Old Green Label Holder. By today's standards I think this coin is right in the middle of the "line" between an AU55 and an AU58. The 1854-S is the first gold dollar struck at the new San Francisco mint and this makes it a very significant coin from a numismatic perspective. This lustrous example is sharply struck and very lustrous. It shows some minor areas of mint-made roughness on both the obverse and reverse which is understandable when one considers that this is the San Francisco mint's first attempt at striking the challenging Type One design. A small mark on the face appears to be the result of contact from another coin many years ago. It is not easy to find this date in the higher AU grades with good eye appeal and this is a nice coin for the date and grade. In my opinion, a very undervalued issue, given its historic importance.
The 1854-S is historically significant as the first gold dollar from the San Francisco. It is also a scarce, undervalued issue in Uncirculated that is seldom seen above the MS61 to MS62 range. This example is strictly "new" with nice light rose and orange-gold colors and an excellent strike. A few small, scattered marks on the obverse keep this at the 61 level but the reverse is quite choice and it grades at least a point higher on its own. The last auction price realized for an MS61 example of this issue was Heritage 4/11: 6265 (graded by NGC) that sold for $2,990. Only five MS61's have appeared at auction since the beginning of 2005.
Not many non-specialists are aware of this but the 1854-S is one of the hardest Type One double eagles to find with original color and surfaces. There are dozens of 1854-S double eagles graded AU55 and higher but virtually all are from the S.S. Yankee Blade shipwreck and have seawater surfaces. I have only personally seen or handled two or three Uncirculated 1854-S double eagles that were original (none were better than MS61) and the present example is one of the two or three best circulated pieces that I have seen or owned. It shows lovely deep green-gold color with darker highlights. My guess is that it was found in Europe and somehow has escaped the conservation that has befallen most of the non-shipwreck examples of this date. Yes, it's expensive (I had to really pay up for it!) but if you are a very savvy buyer of Type One double eagles you know how rare and important this coin is.

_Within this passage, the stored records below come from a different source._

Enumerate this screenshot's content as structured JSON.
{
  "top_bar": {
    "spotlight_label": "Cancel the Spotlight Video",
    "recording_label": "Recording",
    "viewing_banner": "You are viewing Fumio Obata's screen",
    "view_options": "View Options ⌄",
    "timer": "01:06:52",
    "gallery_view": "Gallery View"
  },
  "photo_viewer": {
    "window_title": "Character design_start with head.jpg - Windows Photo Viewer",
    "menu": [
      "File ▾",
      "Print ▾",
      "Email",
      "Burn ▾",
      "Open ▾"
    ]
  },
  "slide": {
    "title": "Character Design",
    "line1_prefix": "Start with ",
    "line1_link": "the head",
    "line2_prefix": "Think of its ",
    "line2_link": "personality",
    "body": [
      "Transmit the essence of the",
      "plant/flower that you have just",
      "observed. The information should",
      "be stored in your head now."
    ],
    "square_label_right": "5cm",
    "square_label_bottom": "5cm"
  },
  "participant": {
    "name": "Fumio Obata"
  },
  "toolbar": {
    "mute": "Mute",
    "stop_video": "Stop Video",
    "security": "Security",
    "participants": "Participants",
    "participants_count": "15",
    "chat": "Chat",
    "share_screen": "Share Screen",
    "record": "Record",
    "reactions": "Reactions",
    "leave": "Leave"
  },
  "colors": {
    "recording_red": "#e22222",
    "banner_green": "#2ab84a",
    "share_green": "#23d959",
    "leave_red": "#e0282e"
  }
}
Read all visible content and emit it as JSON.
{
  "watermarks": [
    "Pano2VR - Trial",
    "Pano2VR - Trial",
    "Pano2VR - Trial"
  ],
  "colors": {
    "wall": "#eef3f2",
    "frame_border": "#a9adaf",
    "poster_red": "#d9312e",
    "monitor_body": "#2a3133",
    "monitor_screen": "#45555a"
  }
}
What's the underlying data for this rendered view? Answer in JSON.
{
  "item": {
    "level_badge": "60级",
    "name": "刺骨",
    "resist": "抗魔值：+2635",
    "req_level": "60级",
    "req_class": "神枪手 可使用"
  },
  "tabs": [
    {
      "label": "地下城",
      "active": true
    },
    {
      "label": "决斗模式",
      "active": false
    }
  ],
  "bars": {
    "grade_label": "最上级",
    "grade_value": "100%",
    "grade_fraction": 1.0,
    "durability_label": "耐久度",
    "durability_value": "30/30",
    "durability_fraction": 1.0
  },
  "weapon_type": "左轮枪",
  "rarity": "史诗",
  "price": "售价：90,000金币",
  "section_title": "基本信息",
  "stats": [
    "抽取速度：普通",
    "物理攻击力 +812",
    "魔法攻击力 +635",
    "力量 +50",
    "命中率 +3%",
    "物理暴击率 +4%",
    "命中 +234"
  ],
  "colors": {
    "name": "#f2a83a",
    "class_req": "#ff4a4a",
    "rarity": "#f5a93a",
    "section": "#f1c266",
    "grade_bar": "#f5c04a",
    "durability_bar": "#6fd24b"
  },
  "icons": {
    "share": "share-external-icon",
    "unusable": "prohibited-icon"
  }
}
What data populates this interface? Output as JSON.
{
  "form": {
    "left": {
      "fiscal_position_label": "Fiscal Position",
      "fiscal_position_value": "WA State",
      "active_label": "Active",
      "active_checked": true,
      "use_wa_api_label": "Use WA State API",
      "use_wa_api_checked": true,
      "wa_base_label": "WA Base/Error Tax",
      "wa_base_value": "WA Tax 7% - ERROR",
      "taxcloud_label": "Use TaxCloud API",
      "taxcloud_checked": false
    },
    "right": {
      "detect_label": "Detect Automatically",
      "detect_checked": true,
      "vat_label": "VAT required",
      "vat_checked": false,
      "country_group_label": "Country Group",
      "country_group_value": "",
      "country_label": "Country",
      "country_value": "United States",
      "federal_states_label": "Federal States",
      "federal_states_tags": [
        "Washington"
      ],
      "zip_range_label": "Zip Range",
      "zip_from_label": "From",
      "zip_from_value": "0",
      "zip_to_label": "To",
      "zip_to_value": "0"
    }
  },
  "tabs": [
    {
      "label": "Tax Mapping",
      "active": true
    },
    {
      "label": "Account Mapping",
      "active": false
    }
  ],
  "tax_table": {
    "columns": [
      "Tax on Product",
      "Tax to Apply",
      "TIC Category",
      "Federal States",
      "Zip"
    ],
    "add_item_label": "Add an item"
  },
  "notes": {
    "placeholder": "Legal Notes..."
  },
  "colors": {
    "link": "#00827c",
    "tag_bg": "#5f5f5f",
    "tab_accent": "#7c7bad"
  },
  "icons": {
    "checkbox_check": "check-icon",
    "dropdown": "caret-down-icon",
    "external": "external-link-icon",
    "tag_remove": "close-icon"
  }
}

Although it isn't a rare coin, I have always liked the 1854-S eagle as it is the first year of issue for the San Francisco mint and it has great Gold Rush connotations. While dozens have been graded AU53 to AU55, few of these have original color and surfaces and this example is very pleasing for the grade with deep orange-gold and rose hues. Although a bit "ticky" from rough handling in commerce, this piece has quite a bit of sharpness and it has the appearance of a coin that grades higher. Even if you don't collect eagles, this is a neat issue to own and one that should be in any collection of branch mint gold.
As a rule, I like coins with real historic significance and the 1854-S eagle certainly falls into this category as it is the very first Liberty Head eagle struck at the San Francisco mint. Unlike the exceedingly rare quarter eagle and half eagle dated 1854-S, the eagle is a relatively obtainable issue although it is uncommon in AU55, rare in AU58 and extremely rare in Uncirculated. This example is clean for the issue with just a few small marks noted on the obverse. The light gold surfaces retain a bit of luster and the strike is very sharp for the issue.